Dijsselbloem a surtout évité un déluge de critiques visant sa personne, lors d’une séance qui devait avoir lieu ce mardi après-midi dans la capitale alsacienne. Depuis sa sortie fin mars dans les colonnes d’un quotidien allemand, le Frankfurter Allgemeine Zeitung, le social-démocrate natif d’Eindhoven, 52 ans, semble avoir réactivé d’un coup la bataille Nord-Sud qui mine la crédibilité de la zone euro (lire l’analyse de Philippe Riès sur Mediapart). « En tant que social-démocrate, je regarde la solidarité [avec les pays en crise – ndlr] comme essentielle. Toutefois, celui qui exige cette solidarité a également des obligations. Je ne peux pas gaspiller tout mon argent dans l’alcool et avec les femmes et venir ensuite vous demander votre aide », a-t-il déclaré, croisant des remarques sexistes envers les femmes, et insultantes envers les populations d’Europe du Sud.

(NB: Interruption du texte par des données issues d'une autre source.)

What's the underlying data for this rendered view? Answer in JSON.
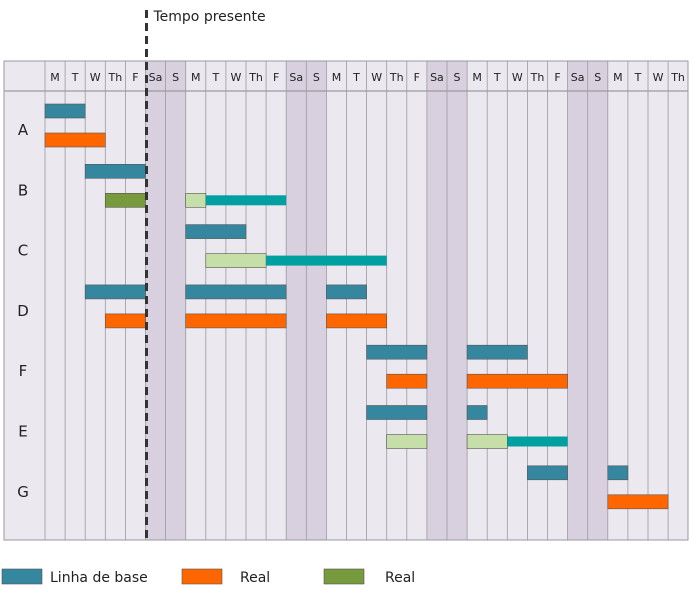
{
  "chart_data": {
    "type": "gantt",
    "title": "",
    "marker": {
      "label": "Tempo presente",
      "after_day": 5
    },
    "days": [
      "M",
      "T",
      "W",
      "Th",
      "F",
      "Sa",
      "S",
      "M",
      "T",
      "W",
      "Th",
      "F",
      "Sa",
      "S",
      "M",
      "T",
      "W",
      "Th",
      "F",
      "Sa",
      "S",
      "M",
      "T",
      "W",
      "Th",
      "F",
      "Sa",
      "S",
      "M",
      "T",
      "W",
      "Th"
    ],
    "rows": [
      "A",
      "B",
      "C",
      "D",
      "F",
      "E",
      "G"
    ],
    "colors": {
      "baseline": "#35869f",
      "actual": "#ff6600",
      "actual_done": "#779a3d",
      "planned_light": "#c6dea8",
      "remaining": "#00a0a0",
      "weekend": "#d8d0de",
      "weekday": "#ece8f0",
      "grid": "#9a9aa0"
    },
    "legend": [
      {
        "label": "Linha de base",
        "color": "#35869f"
      },
      {
        "label": "Real",
        "color": "#ff6600"
      },
      {
        "label": "Real",
        "color": "#779a3d"
      }
    ],
    "bars": [
      {
        "row": "A",
        "lane": 0,
        "kind": "baseline",
        "start": 0,
        "end": 2
      },
      {
        "row": "A",
        "lane": 1,
        "kind": "actual",
        "start": 0,
        "end": 3
      },
      {
        "row": "B",
        "lane": 0,
        "kind": "baseline",
        "start": 2,
        "end": 5
      },
      {
        "row": "B",
        "lane": 1,
        "kind": "actual_done",
        "start": 3,
        "end": 5
      },
      {
        "row": "B",
        "lane": 1,
        "kind": "planned_light",
        "start": 7,
        "end": 8
      },
      {
        "row": "B",
        "lane": 1,
        "kind": "remaining",
        "start": 8,
        "end": 12
      },
      {
        "row": "C",
        "lane": 0,
        "kind": "baseline",
        "start": 7,
        "end": 10
      },
      {
        "row": "C",
        "lane": 1,
        "kind": "planned_light",
        "start": 8,
        "end": 11
      },
      {
        "row": "C",
        "lane": 1,
        "kind": "remaining",
        "start": 11,
        "end": 17
      },
      {
        "row": "D",
        "lane": 0,
        "kind": "baseline",
        "start": 2,
        "end": 5
      },
      {
        "row": "D",
        "lane": 0,
        "kind": "baseline",
        "start": 7,
        "end": 12
      },
      {
        "row": "D",
        "lane": 0,
        "kind": "baseline",
        "start": 14,
        "end": 16
      },
      {
        "row": "D",
        "lane": 1,
        "kind": "actual",
        "start": 3,
        "end": 5
      },
      {
        "row": "D",
        "lane": 1,
        "kind": "actual",
        "start": 7,
        "end": 12
      },
      {
        "row": "D",
        "lane": 1,
        "kind": "actual",
        "start": 14,
        "end": 17
      },
      {
        "row": "F",
        "lane": 0,
        "kind": "baseline",
        "start": 16,
        "end": 19
      },
      {
        "row": "F",
        "lane": 0,
        "kind": "baseline",
        "start": 21,
        "end": 24
      },
      {
        "row": "F",
        "lane": 1,
        "kind": "actual",
        "start": 17,
        "end": 19
      },
      {
        "row": "F",
        "lane": 1,
        "kind": "actual",
        "start": 21,
        "end": 26
      },
      {
        "row": "E",
        "lane": 0,
        "kind": "baseline",
        "start": 16,
        "end": 19
      },
      {
        "row": "E",
        "lane": 0,
        "kind": "baseline",
        "start": 21,
        "end": 22
      },
      {
        "row": "E",
        "lane": 1,
        "kind": "planned_light",
        "start": 17,
        "end": 19
      },
      {
        "row": "E",
        "lane": 1,
        "kind": "planned_light",
        "start": 21,
        "end": 23
      },
      {
        "row": "E",
        "lane": 1,
        "kind": "remaining",
        "start": 23,
        "end": 26
      },
      {
        "row": "G",
        "lane": 0,
        "kind": "baseline",
        "start": 24,
        "end": 26
      },
      {
        "row": "G",
        "lane": 0,
        "kind": "baseline",
        "start": 28,
        "end": 29
      },
      {
        "row": "G",
        "lane": 1,
        "kind": "actual",
        "start": 28,
        "end": 31
      }
    ]
  }
}
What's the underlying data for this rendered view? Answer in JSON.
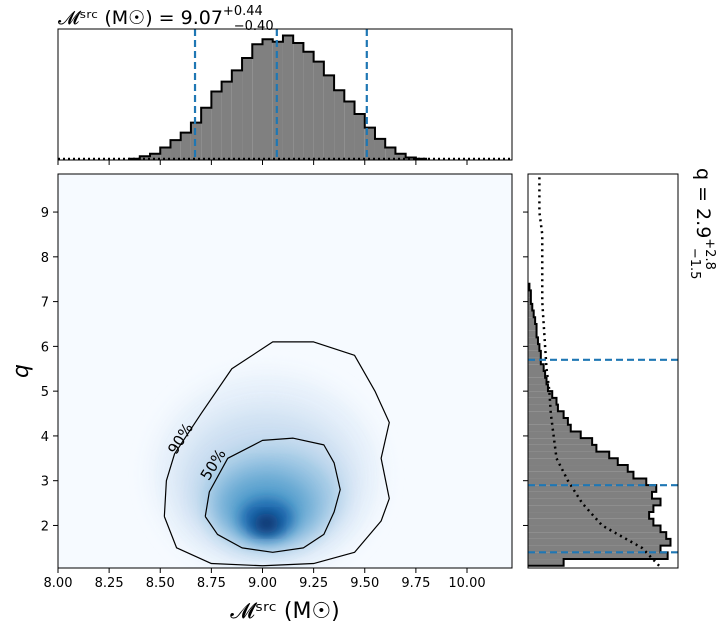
{
  "chart_data": [
    {
      "type": "heatmap",
      "panel": "joint",
      "xlabel": "𝓜ˢʳᶜ (M☉)",
      "ylabel": "q",
      "xlim": [
        8.0,
        10.22
      ],
      "ylim": [
        1.05,
        9.85
      ],
      "x_ticks": [
        8.0,
        8.25,
        8.5,
        8.75,
        9.0,
        9.25,
        9.5,
        9.75,
        10.0
      ],
      "x_tick_labels": [
        "8.00",
        "8.25",
        "8.50",
        "8.75",
        "9.00",
        "9.25",
        "9.50",
        "9.75",
        "10.00"
      ],
      "y_ticks": [
        2,
        3,
        4,
        5,
        6,
        7,
        8,
        9
      ],
      "y_tick_labels": [
        "2",
        "3",
        "4",
        "5",
        "6",
        "7",
        "8",
        "9"
      ],
      "colormap": "Blues",
      "density_peak": {
        "x": 9.02,
        "y": 2.05
      },
      "contours": [
        {
          "label": "50%",
          "label_pos": {
            "x": 8.78,
            "y": 3.3
          },
          "points": [
            [
              8.72,
              2.2
            ],
            [
              8.74,
              2.75
            ],
            [
              8.83,
              3.5
            ],
            [
              9.0,
              3.9
            ],
            [
              9.15,
              3.95
            ],
            [
              9.3,
              3.8
            ],
            [
              9.35,
              3.4
            ],
            [
              9.38,
              2.8
            ],
            [
              9.35,
              2.3
            ],
            [
              9.3,
              1.8
            ],
            [
              9.2,
              1.5
            ],
            [
              9.05,
              1.4
            ],
            [
              8.9,
              1.5
            ],
            [
              8.78,
              1.8
            ],
            [
              8.72,
              2.2
            ]
          ]
        },
        {
          "label": "90%",
          "label_pos": {
            "x": 8.62,
            "y": 3.88
          },
          "points": [
            [
              8.52,
              2.2
            ],
            [
              8.53,
              3.0
            ],
            [
              8.57,
              3.6
            ],
            [
              8.7,
              4.5
            ],
            [
              8.85,
              5.5
            ],
            [
              9.05,
              6.1
            ],
            [
              9.25,
              6.1
            ],
            [
              9.45,
              5.8
            ],
            [
              9.55,
              5.0
            ],
            [
              9.62,
              4.3
            ],
            [
              9.58,
              3.5
            ],
            [
              9.62,
              2.6
            ],
            [
              9.58,
              2.1
            ],
            [
              9.45,
              1.4
            ],
            [
              9.25,
              1.15
            ],
            [
              9.0,
              1.1
            ],
            [
              8.75,
              1.15
            ],
            [
              8.58,
              1.5
            ],
            [
              8.52,
              2.2
            ]
          ]
        }
      ]
    },
    {
      "type": "bar",
      "panel": "top-marginal",
      "title_main": "𝓜ˢʳᶜ (M☉) = 9.07",
      "title_sup": "+0.44",
      "title_sub": "−0.40",
      "median": 9.07,
      "lower": 8.67,
      "upper": 9.51,
      "bin_width": 0.05,
      "bin_starts": [
        8.35,
        8.4,
        8.45,
        8.5,
        8.55,
        8.6,
        8.65,
        8.7,
        8.75,
        8.8,
        8.85,
        8.9,
        8.95,
        9.0,
        9.05,
        9.1,
        9.15,
        9.2,
        9.25,
        9.3,
        9.35,
        9.4,
        9.45,
        9.5,
        9.55,
        9.6,
        9.65,
        9.7,
        9.75
      ],
      "values": [
        0.01,
        0.03,
        0.05,
        0.1,
        0.16,
        0.22,
        0.3,
        0.42,
        0.55,
        0.63,
        0.72,
        0.82,
        0.93,
        0.97,
        0.95,
        1.0,
        0.94,
        0.87,
        0.79,
        0.68,
        0.56,
        0.47,
        0.37,
        0.26,
        0.17,
        0.1,
        0.05,
        0.02,
        0.01
      ],
      "prior_level": 0.01
    },
    {
      "type": "bar",
      "panel": "right-marginal",
      "orientation": "horizontal",
      "title_main": "q = 2.9",
      "title_sup": "+2.8",
      "title_sub": "−1.5",
      "median": 2.9,
      "lower": 1.4,
      "upper": 5.7,
      "bin_width": 0.15,
      "bin_starts": [
        1.1,
        1.25,
        1.4,
        1.55,
        1.7,
        1.85,
        2.0,
        2.15,
        2.3,
        2.45,
        2.6,
        2.75,
        2.9,
        3.05,
        3.2,
        3.35,
        3.5,
        3.65,
        3.8,
        3.95,
        4.1,
        4.25,
        4.4,
        4.55,
        4.7,
        4.85,
        5.0,
        5.15,
        5.3,
        5.45,
        5.6,
        5.75,
        5.9,
        6.05,
        6.2,
        6.35,
        6.5,
        6.65,
        6.8,
        6.95,
        7.1,
        7.25
      ],
      "values": [
        0.25,
        0.98,
        0.93,
        1.0,
        0.97,
        0.93,
        0.88,
        0.85,
        0.88,
        0.93,
        0.87,
        0.9,
        0.83,
        0.74,
        0.7,
        0.63,
        0.57,
        0.48,
        0.45,
        0.37,
        0.3,
        0.28,
        0.25,
        0.21,
        0.2,
        0.17,
        0.14,
        0.13,
        0.12,
        0.11,
        0.09,
        0.09,
        0.08,
        0.07,
        0.06,
        0.06,
        0.05,
        0.04,
        0.03,
        0.02,
        0.02,
        0.01
      ],
      "prior_q": [
        1.1,
        1.5,
        2.0,
        2.5,
        3.0,
        3.5,
        4.0,
        4.5,
        5.0,
        5.5,
        6.0,
        6.5,
        7.0,
        7.5,
        8.0,
        8.5,
        9.0,
        9.5,
        9.85
      ],
      "prior_values": [
        0.92,
        0.8,
        0.52,
        0.38,
        0.28,
        0.2,
        0.18,
        0.16,
        0.15,
        0.13,
        0.12,
        0.11,
        0.1,
        0.1,
        0.1,
        0.1,
        0.08,
        0.08,
        0.08
      ]
    }
  ]
}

Depuis, l’intéressé n’a pas retiré ses propos. Tout au plus a-t-il fait savoir que ses propos avaient été « mal compris », parce qu’ils ne visaient pas directement les pays du Sud. Le social-démocrate, considéré à Bruxelles comme l’un des dirigeants les plus durs dans le bras de fer avec Athènes, compte bien terminer son second mandat de président de l’Eurogroupe, ce cénacle des 19 ministres des finances de la zone euro. Ce qui le mènerait jusqu’à janvier 2018, après une entrée en fonction en janvier 2013, lorsqu’il avait pris la succession du Luxembourgeois Jean-Claude Juncker (devenu, depuis, président de la commission européenne).